The Supreme Court will hear the case of a Colorado bakery who refused to make a wedding cake for a gay couple.
Back in 2012, Jack Phillips, the owner of the Masterpiece Cakeshop in Lakewood, maintained that making a wedding cake for Charlie Craig and David Mullins would violate his religious belief that marriage is between one man and one woman.
He was charged with violating Colorado’s anti-discrimination law, which bars businesses from denying service to customers based on race, religion, sex or sexual orientation. Phillips appealed but the Colorado Supreme Court declined to hear his case, so, in July 2016, he filed a petition with the Supreme Court.
“I’m not running a sandwich shop or a café, and I’m not just a cake baker,” Phillips said last year. “I’m also a cake artist. And, like all artists, I communicate messages through what I create. It’s not about selling cookies or cupcakes—it’s about investing some part of my creative soul into communicating an idea my heart rejects.”
He’s also reportedly refused to make cakes that celebrate Halloween, that have an “anti-American or anti-family theme,” or that have profane messages. (While his appeal was being considered, Phillips stopped making wedding cakes altogether.)
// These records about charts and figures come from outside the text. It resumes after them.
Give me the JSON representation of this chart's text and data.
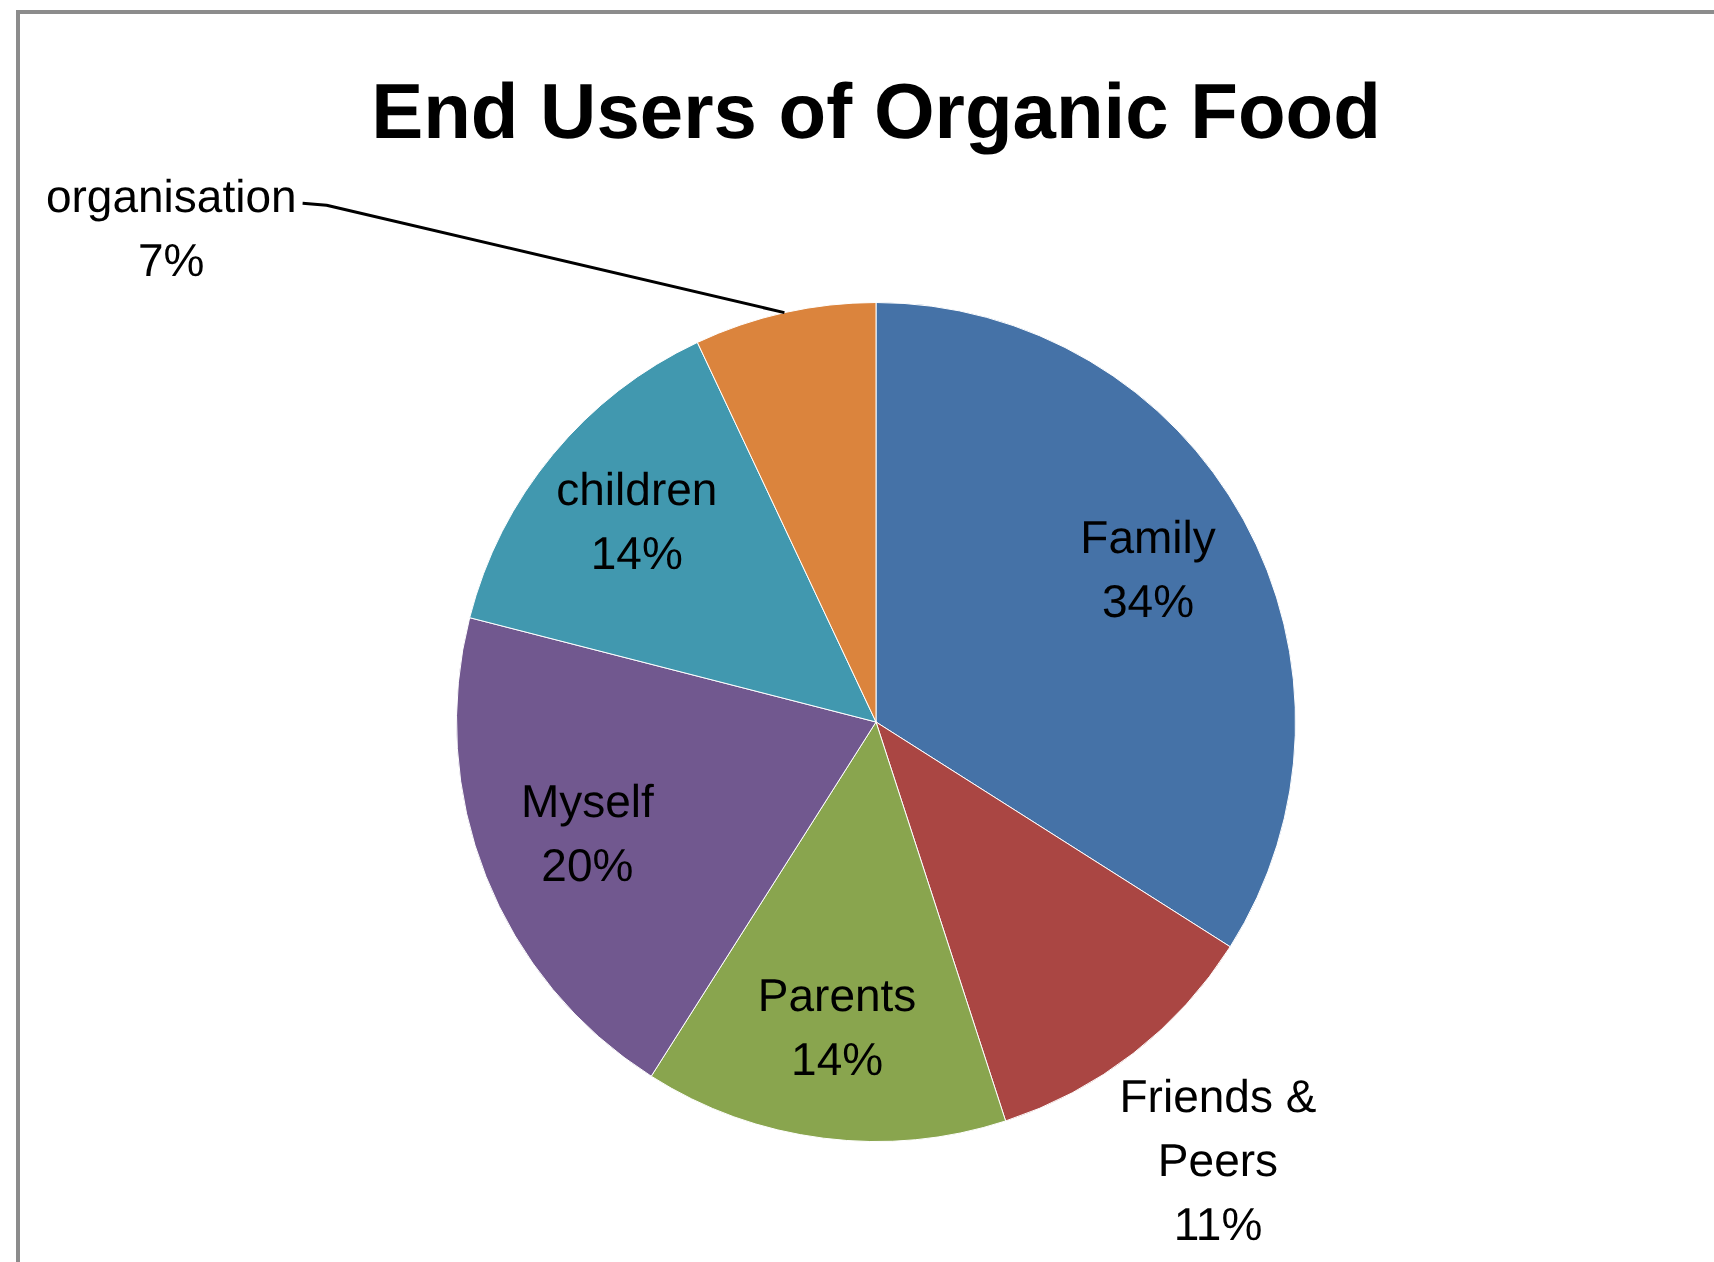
{
  "chart_data": {
    "type": "pie",
    "title": "End Users of Organic Food",
    "categories": [
      "Family",
      "Friends & Peers",
      "Parents",
      "Myself",
      "children",
      "organisation"
    ],
    "values": [
      34,
      11,
      14,
      20,
      14,
      7
    ],
    "value_labels": [
      "34%",
      "11%",
      "14%",
      "20%",
      "14%",
      "7%"
    ],
    "colors": [
      "#4572a7",
      "#aa4643",
      "#89a54e",
      "#71588f",
      "#4198af",
      "#db843d"
    ]
  }
}
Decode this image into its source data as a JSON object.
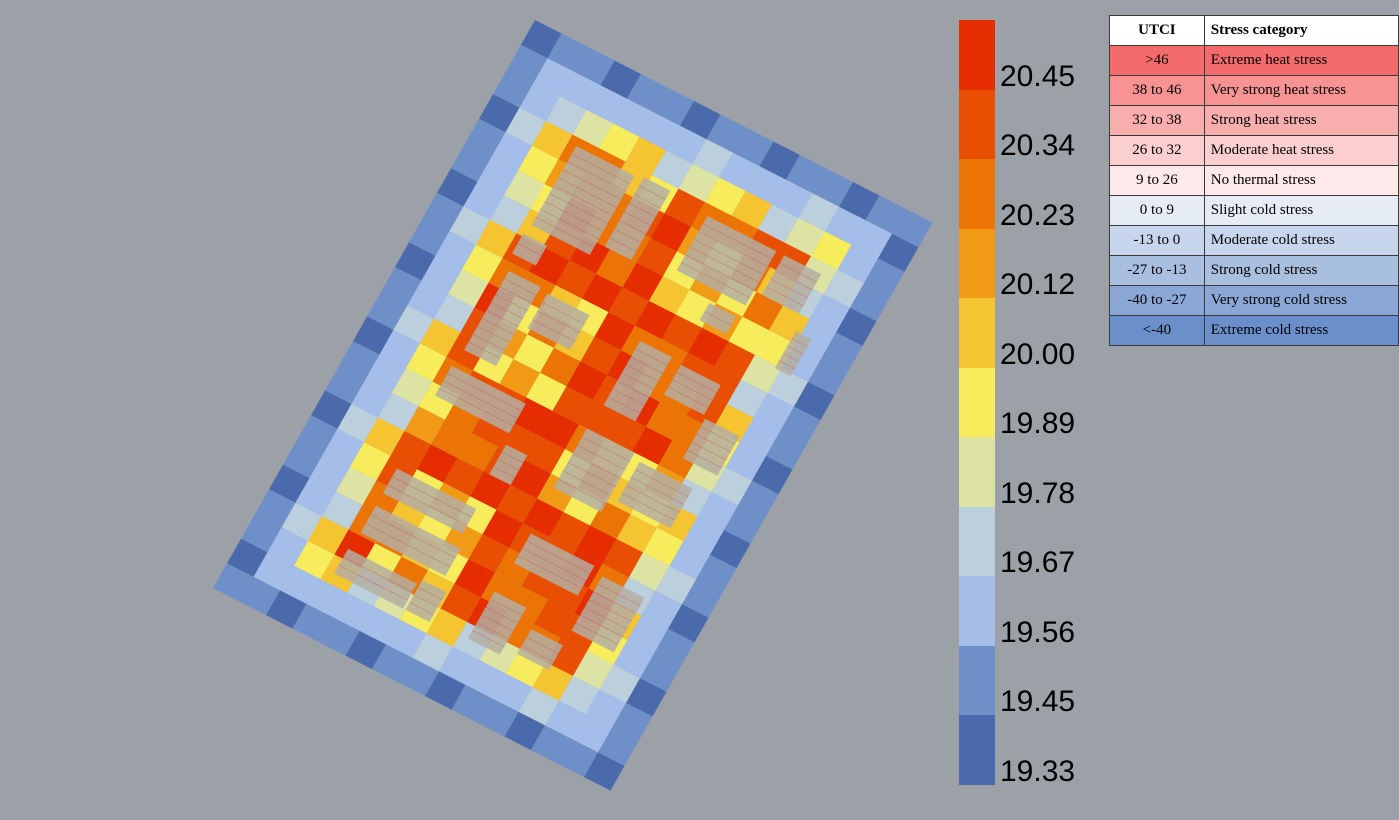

Phillips is being represented by the Alliance Defending Freedom, which has previously defended the Boy Scouts’ ban on gay troop leaders, California’s Prop 8 and a wedding photographer who refused to shoot a civil union.
There is no federal anti-discrimination law protecting LGBT Americans, but 21 states have public accommodation laws that protect gays and lesbians. At the same time, several states have enacted so-called “religious freedom” laws that protect businesses and individuals who discriminate against LGBT Americans.
The case, which will be heard in the fall, will doubtless have a massive impact on the ongoing issue.
The high court was previously slated to hear the case of Gavin Grimm, the trans teen suing his Virginia school district for the right to use the men’s bathroom, but later decided to send the case back to the lower court.